For shareholders, there is some empirical evidence of an impact: but here it is worth noting, despite assumptions otherwise, that years of neoliberalism have left most shares in UK companies not actually owned by anyone in the UK. Official figures show that 54% of UK listed shares are owned overseas; 12% are owned by individuals; and a tiny 3% are held by pension funds. At most, the IFS could have flagged the issue of incidence of corporation tax, and noted the empirical uncertainty about it; instead, the claims they’ve made – that all or most business tax rises are passed on – stretch significantly beyond the point they can reasonably be supported.
To be clear, the IFS has a well-deserved reputation for its microeconomic research. And party manifestos and the economic statements they make should obviously be subject to rigorous scrutiny. But that would mean using tools appropriate to the task, and avoiding claims that cannot be supported – especially where those claims will be treated as authoritative or “objective”.

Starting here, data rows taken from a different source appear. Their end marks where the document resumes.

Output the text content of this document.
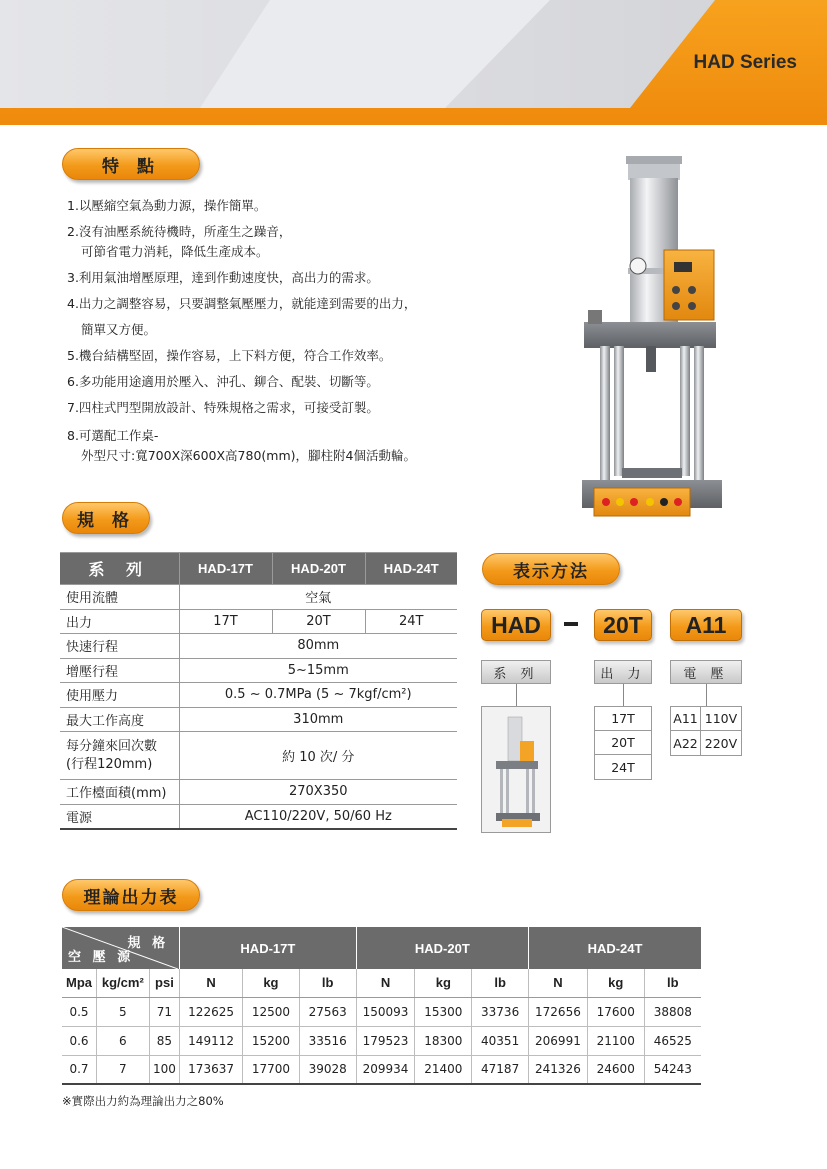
HAD Series
特 點
1.以壓縮空氣為動力源，操作簡單。
2.沒有油壓系統待機時，所產生之躁音，
可節省電力消耗，降低生產成本。
3.利用氣油增壓原理，達到作動速度快，高出力的需求。
4.出力之調整容易，只要調整氣壓壓力，就能達到需要的出力，
簡單又方便。
5.機台結構堅固，操作容易，上下料方便，符合工作效率。
6.多功能用途適用於壓入、沖孔、鉚合、配裝、切斷等。
7.四柱式門型開放設計、特殊規格之需求，可接受訂製。
8.可選配工作桌-
外型尺寸:寬700X深600X高780(mm)，腳柱附4個活動輪。
規 格
系 列	HAD-17T	HAD-20T	HAD-24T
使用流體	空氣		
出力	17T	20T	24T
快速行程	80mm		
增壓行程	5~15mm		
使用壓力	0.5 ~ 0.7MPa (5 ~ 7kgf/cm²)		
最大工作高度	310mm		

每分鐘來回次數
(行程120mm)	約 10 次/ 分		
工作檯面積(mm)	270X350		
電源	AC110/220V, 50/60 Hz		
表示方法
HAD	20T	A11
系 列	出 力	電 壓
17T
20T
24T
A11 110V
A22 220V
理論出力表
規 格
空 壓 源			HAD-17T			HAD-20T			HAD-24T		
Mpa	kg/cm²	psi	N	kg	lb	N	kg	lb	N	kg	lb
0.5	5	71	122625	12500	27563	150093	15300	33736	172656	17600	38808
0.6	6	85	149112	15200	33516	179523	18300	40351	206991	21100	46525
0.7	7	100	173637	17700	39028	209934	21400	47187	241326	24600	54243
※實際出力約為理論出力之80%
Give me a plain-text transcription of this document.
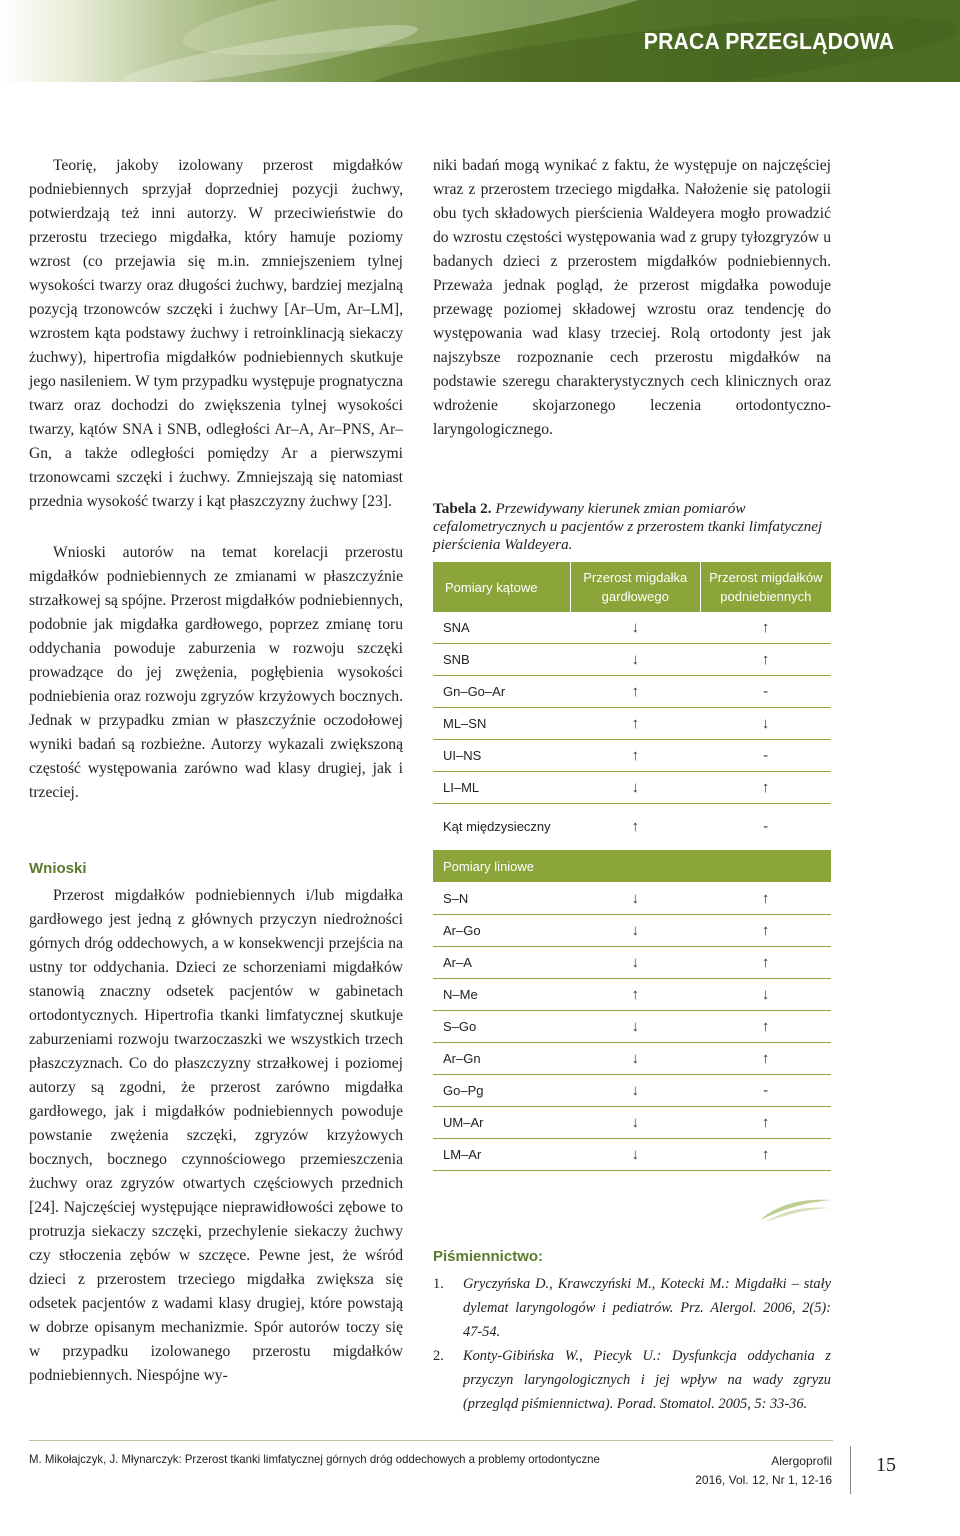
PRACA PRZEGLĄDOWA

Teorię, jakoby izolowany przerost migdałków podniebiennych sprzyjał doprzedniej pozycji żuchwy, potwierdzają też inni autorzy. W przeciwieństwie do przerostu trzeciego migdałka, który hamuje poziomy wzrost (co przejawia się m.in. zmniejszeniem tylnej wysokości twarzy oraz długości żuchwy, bardziej mezjalną pozycją trzonowców szczęki i żuchwy [Ar–Um, Ar–LM], wzrostem kąta podstawy żuchwy i retroinklinacją siekaczy żuchwy), hipertrofia migdałków podniebiennych skutkuje jego nasileniem. W tym przypadku występuje prognatyczna twarz oraz dochodzi do zwiększenia tylnej wysokości twarzy, kątów SNA i SNB, odległości Ar–A, Ar–PNS, Ar–Gn, a także odległości pomiędzy Ar a pierwszymi trzonowcami szczęki i żuchwy. Zmniejszają się natomiast przednia wysokość twarzy i kąt płaszczyzny żuchwy [23].

Wnioski autorów na temat korelacji przerostu migdałków podniebiennych ze zmianami w płaszczyźnie strzałkowej są spójne. Przerost migdałków podniebiennych, podobnie jak migdałka gardłowego, poprzez zmianę toru oddychania powoduje zaburzenia w rozwoju szczęki prowadzące do jej zwężenia, pogłębienia wysokości podniebienia oraz rozwoju zgryzów krzyżowych bocznych. Jednak w przypadku zmian w płaszczyźnie oczodołowej wyniki badań są rozbieżne. Autorzy wykazali zwiększoną częstość występowania zarówno wad klasy drugiej, jak i trzeciej.

Wnioski

Przerost migdałków podniebiennych i/lub migdałka gardłowego jest jedną z głównych przyczyn niedrożności górnych dróg oddechowych, a w konsekwencji przejścia na ustny tor oddychania. Dzieci ze schorzeniami migdałków stanowią znaczny odsetek pacjentów w gabinetach ortodontycznych. Hipertrofia tkanki limfatycznej skutkuje zaburzeniami rozwoju twarzoczaszki we wszystkich trzech płaszczyznach. Co do płaszczyzny strzałkowej i poziomej autorzy są zgodni, że przerost zarówno migdałka gardłowego, jak i migdałków podniebiennych powoduje powstanie zwężenia szczęki, zgryzów krzyżowych bocznych, bocznego czynnościowego przemieszczenia żuchwy oraz zgryzów otwartych częściowych przednich [24]. Najczęściej występujące nieprawidłowości zębowe to protruzja siekaczy szczęki, przechylenie siekaczy żuchwy czy stłoczenia zębów w szczęce. Pewne jest, że wśród dzieci z przerostem trzeciego migdałka zwiększa się odsetek pacjentów z wadami klasy drugiej, które powstają w dobrze opisanym mechanizmie. Spór autorów toczy się w przypadku izolowanego przerostu migdałków podniebiennych. Niespójne wy-

niki badań mogą wynikać z faktu, że występuje on najczęściej wraz z przerostem trzeciego migdałka. Nałożenie się patologii obu tych składowych pierścienia Waldeyera mogło prowadzić do wzrostu częstości występowania wad z grupy tyłozgryzów u badanych dzieci z przerostem migdałków podniebiennych. Przeważa jednak pogląd, że przerost migdałka powoduje przewagę poziomej składowej wzrostu oraz tendencję do występowania wad klasy trzeciej. Rolą ortodonty jest jak najszybsze rozpoznanie cech przerostu migdałków na podstawie szeregu charakterystycznych cech klinicznych oraz wdrożenie skojarzonego leczenia ortodontyczno-laryngologicznego.

Tabela 2. Przewidywany kierunek zmian pomiarów cefalometrycznych u pacjentów z przerostem tkanki limfatycznej pierścienia Waldeyera.
Pomiary kątowe	Przerost migdałka gardłowego	Przerost migdałków podniebiennych
SNA	↓	↑
SNB	↓	↑
Gn–Go–Ar	↑	-
ML–SN	↑	↓
UI–NS	↑	-
LI–ML	↓	↑
Kąt międzysieczny	↑	-
Pomiary liniowe		
S–N	↓	↑
Ar–Go	↓	↑
Ar–A	↓	↑
N–Me	↑	↓
S–Go	↓	↑
Ar–Gn	↓	↑
Go–Pg	↓	-
UM–Ar	↓	↑
LM–Ar	↓	↑
Piśmiennictwo:
1. Gryczyńska D., Krawczyński M., Kotecki M.: Migdałki – stały dylemat laryngologów i pediatrów. Prz. Alergol. 2006, 2(5): 47-54.
2. Konty-Gibińska W., Piecyk U.: Dysfunkcja oddychania z przyczyn laryngologicznych i jej wpływ na wady zgryzu (przegląd piśmiennictwa). Porad. Stomatol. 2005, 5: 33-36.
M. Mikołajczyk, J. Młynarczyk: Przerost tkanki limfatycznej górnych dróg oddechowych a problemy ortodontyczne	Alergoprofil
2016, Vol. 12, Nr 1, 12-16
15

The underlying problem, as both Paul Mason and Prof John Weeks have pointed out, is ideology: not in the sense of some evil plot – this isn’t how ideology works – but of a common worldview, shared between the Institute for Fiscal Studies and many of the journalists who report on it. This is the ideology of neoliberalism, and its embedded into the IFS’ approach: fixating on the microeconomics and ignoring the macroeconomics tends to relegate the role of government to an unproductive leech on the economy, at best.
Yet as the work of Marianna Mazzucato and others have shown, government spending itself can have a productive impact on the economy – in research and innovation, most notably. That neoliberal ideology is present in the IFS’ choice of language, too, as John Weeks notes: calling government spending a “giveaway” underlines the belief that what governments is doing is dispensing freebies, rather than actively shaping economic outcomes.
That embodies a particular view of the world. Clearly there are other, different and arguably better ways to think about the economy, but the IFS is still treated – even when its director uses clearly partisan language – as beyond reasonable question.
What’s needed to improve the situation, more than anything else, is something that neoliberals should, ironically, welcome: the cold winds of competition in economic analysis, with different institutions supplying different takes on the party manifestos, and multiple experts called to give their views on economic events. Time, perhaps, for a People’s IFS.